In fact, Signac was so inspired by Monet’s earlier works, that he credits the father of Impressionism with the start of his artistic career: “It was a visit to an exhibition of Claude Monet’s works in June 1880 that unveiled [Signac’s] calling as a painter. ‘What was it that made me start painting? It was Monet or perhaps seeing reproductions of paintings in La Vie moderne. The thing that attracted me to this artist was the revolutionary nature of his work’” (quoted in Exh. Cat., Fondation de l’Hermitage, Lausanne & Museo d’arte della Svizzera Italiana, Lugano, Signac, Reflections on Water, 2016-17, p. 11).

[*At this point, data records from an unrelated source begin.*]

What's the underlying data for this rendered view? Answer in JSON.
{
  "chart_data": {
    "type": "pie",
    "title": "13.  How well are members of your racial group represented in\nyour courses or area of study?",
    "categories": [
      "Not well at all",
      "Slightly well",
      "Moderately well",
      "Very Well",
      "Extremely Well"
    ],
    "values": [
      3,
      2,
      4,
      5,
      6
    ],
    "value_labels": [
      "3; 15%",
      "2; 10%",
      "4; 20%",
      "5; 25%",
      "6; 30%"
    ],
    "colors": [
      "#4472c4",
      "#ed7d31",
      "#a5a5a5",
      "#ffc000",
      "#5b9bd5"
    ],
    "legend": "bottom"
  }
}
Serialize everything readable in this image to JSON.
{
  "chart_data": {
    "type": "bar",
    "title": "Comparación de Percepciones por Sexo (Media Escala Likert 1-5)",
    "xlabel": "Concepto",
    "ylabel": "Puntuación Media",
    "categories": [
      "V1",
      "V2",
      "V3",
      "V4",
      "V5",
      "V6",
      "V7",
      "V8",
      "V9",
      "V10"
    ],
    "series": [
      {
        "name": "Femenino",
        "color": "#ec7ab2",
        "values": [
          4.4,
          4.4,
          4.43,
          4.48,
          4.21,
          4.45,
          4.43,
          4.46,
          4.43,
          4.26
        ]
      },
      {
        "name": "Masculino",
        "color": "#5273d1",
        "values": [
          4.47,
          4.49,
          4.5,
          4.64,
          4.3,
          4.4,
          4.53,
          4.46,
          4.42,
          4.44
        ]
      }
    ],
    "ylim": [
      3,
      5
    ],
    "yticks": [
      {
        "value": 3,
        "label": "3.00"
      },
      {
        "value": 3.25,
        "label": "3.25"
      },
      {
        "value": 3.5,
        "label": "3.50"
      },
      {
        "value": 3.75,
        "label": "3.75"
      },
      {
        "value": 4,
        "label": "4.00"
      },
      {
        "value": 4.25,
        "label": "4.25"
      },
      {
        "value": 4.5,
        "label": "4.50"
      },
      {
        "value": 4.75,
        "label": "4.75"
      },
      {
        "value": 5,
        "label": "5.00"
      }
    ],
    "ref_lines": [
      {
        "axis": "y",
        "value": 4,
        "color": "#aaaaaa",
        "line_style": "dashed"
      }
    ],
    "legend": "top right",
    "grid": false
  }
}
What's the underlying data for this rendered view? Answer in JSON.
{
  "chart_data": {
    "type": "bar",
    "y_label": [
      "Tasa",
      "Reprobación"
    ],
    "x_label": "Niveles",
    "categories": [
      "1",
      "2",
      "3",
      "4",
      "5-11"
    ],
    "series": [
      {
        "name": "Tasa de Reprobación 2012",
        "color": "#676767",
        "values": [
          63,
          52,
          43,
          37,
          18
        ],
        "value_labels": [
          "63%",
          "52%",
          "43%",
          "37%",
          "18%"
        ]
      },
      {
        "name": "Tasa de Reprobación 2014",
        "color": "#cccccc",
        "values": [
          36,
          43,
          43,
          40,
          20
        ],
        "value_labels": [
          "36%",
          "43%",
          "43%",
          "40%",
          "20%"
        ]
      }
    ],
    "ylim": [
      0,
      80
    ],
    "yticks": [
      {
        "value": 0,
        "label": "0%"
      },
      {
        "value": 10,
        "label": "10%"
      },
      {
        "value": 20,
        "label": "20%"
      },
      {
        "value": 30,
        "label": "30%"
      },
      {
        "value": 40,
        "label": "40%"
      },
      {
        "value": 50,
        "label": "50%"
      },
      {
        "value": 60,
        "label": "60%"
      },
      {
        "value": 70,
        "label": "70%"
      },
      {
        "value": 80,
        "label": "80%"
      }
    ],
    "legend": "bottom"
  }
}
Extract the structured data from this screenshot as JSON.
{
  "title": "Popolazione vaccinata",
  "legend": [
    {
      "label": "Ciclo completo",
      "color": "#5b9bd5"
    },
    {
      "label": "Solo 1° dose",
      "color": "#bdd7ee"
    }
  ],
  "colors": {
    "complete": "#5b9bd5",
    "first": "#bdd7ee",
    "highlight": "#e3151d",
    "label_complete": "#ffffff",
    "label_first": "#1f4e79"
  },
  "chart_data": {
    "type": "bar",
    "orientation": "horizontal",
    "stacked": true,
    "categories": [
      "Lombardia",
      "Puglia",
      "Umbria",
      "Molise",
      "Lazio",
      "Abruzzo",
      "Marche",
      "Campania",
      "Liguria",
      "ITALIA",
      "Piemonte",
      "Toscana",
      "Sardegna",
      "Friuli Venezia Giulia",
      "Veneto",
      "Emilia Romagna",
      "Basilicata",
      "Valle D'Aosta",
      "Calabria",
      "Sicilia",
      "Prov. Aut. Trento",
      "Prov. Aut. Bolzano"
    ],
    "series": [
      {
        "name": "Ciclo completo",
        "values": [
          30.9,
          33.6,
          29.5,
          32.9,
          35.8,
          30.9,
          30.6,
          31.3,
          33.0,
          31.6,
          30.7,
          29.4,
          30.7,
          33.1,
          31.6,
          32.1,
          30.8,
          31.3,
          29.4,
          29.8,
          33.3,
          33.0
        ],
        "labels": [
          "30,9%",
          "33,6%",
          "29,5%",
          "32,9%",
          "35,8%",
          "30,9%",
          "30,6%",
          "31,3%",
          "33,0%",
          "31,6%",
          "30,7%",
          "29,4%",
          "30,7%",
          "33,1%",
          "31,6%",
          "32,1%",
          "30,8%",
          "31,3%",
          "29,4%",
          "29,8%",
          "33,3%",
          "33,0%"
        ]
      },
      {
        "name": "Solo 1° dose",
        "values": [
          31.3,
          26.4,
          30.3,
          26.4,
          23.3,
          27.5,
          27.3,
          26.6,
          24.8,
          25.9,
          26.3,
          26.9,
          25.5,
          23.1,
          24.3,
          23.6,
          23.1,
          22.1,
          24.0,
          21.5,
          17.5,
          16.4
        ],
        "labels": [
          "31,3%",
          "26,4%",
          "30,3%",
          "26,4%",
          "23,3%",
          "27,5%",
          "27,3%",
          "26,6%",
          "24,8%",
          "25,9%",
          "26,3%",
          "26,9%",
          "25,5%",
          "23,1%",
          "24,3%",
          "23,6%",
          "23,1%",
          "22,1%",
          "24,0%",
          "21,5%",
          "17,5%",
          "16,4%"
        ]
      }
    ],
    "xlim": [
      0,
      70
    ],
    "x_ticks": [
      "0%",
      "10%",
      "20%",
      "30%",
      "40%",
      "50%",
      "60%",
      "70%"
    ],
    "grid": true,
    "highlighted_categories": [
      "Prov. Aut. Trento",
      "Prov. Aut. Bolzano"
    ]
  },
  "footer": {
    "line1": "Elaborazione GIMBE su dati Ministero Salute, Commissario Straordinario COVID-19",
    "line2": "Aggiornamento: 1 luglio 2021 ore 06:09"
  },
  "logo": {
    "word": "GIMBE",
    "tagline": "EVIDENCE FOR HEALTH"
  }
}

LEFT Fig. 2 Claude Monet, Antibes, le fort, oil on canvas, 1888, formerly of The Museum of Replica Handbags s, Boston and sold: Replica Shoes ’s, New York, November 2, 2011, lot 9 for $9,266,500
RIGHT Fig. 3 Postcard overlooking the Château Grimaldi

As with Monet's best works, Antibes vue de la Salis captures the splendor of both nature and humanity in one harmonious composition. In the foreground, lively olive trees ground the composition and frame the distant architecture across the water. Marked by the tower at center left of the composition, the Château Grimaldi is a reminder of early and modern civilizations (see fig. 3). The area was first established as Antipolis, a Greek trading post created by Phocaeans from Marseille, and later became a Roman town. The current name of the historic building dates to the fiefdom of the Grimaldi family, who ruled the coastline from 1384 to 1608. A fitting nod to the locale’s enduring artistic heritage, the Château is now the site of the Musée Picasso in Antibes.

The essence of artistic virtuosity is the ability not just to represent, but to reimagine. Invigorated by the scenery around him, Monet used light as a force of alchemy and turned a simple seascape into an entrancing and atmospheric vision. Speaking on the transformative quality of the artist’s work, Gottfried Boehm states: “Monet’s artificial nature captivates us. It is painted light, inherent in the colored matter of the pictures, while opening up living vistas. It is the power that does not.mes rely illuminate things like a floodlight, but places the visible, the motif—rivers, seas, hills, rocks, trees—in its own light and allows it to come into view” (Exh. Cat., Fondation Beyeler, Basel, Monet: Light, Shadow, and Reflection, 2017, p. 36; see fig. 4).

Fig. 4 Claude Monet, Les Quatres arbres, 1891, oil on canvas, The Metropolitan Museum of Art, New York

The artist’s method of working on multiple canvases at once augmented the effect of shifting light and was exemplified by the Antibes works. This process lasted well into the artist’s later career, as similar site-specific studies resulted in some of Monet’s most renowned canvases. Executed just a few years later, Monet’s Meules series forever epitomize the artistic genius born from his earlier travels and rigorous exploration.

Monet’s success in achieving such an enchanting and ethereal metamorphosis was echoed by the enthusiasm which greeted the Antibes works upon his return to Paris. Rather than consigning the whole series to Durand-Ruel, Monet released ten of his Antibes paintings to Theo van Gogh who helped Boussod & Valadon to exhibit them in June and July 1888. Writing about the show, Gustave Geffroy noted the startling coloration the works possessed, “Changing colours of the sea, green, blue, grey, almost white – vastness of the rainbow-coloured mountains – with colours, clouded, snow-covered – pale silver foliage of the olive trees, black greenery of the pines, blinding red of the earth – silhouette of the dewy golden town, permeated by light” (quoted in V. Spate, The Colour of t.mes – Claude Monet, London, 1992, p. 193). The present work was acquired by Boussod & Valadon the following spring, and decades later belonged to the prestigious collects ion of the Metropolitan Museum of Art in New York.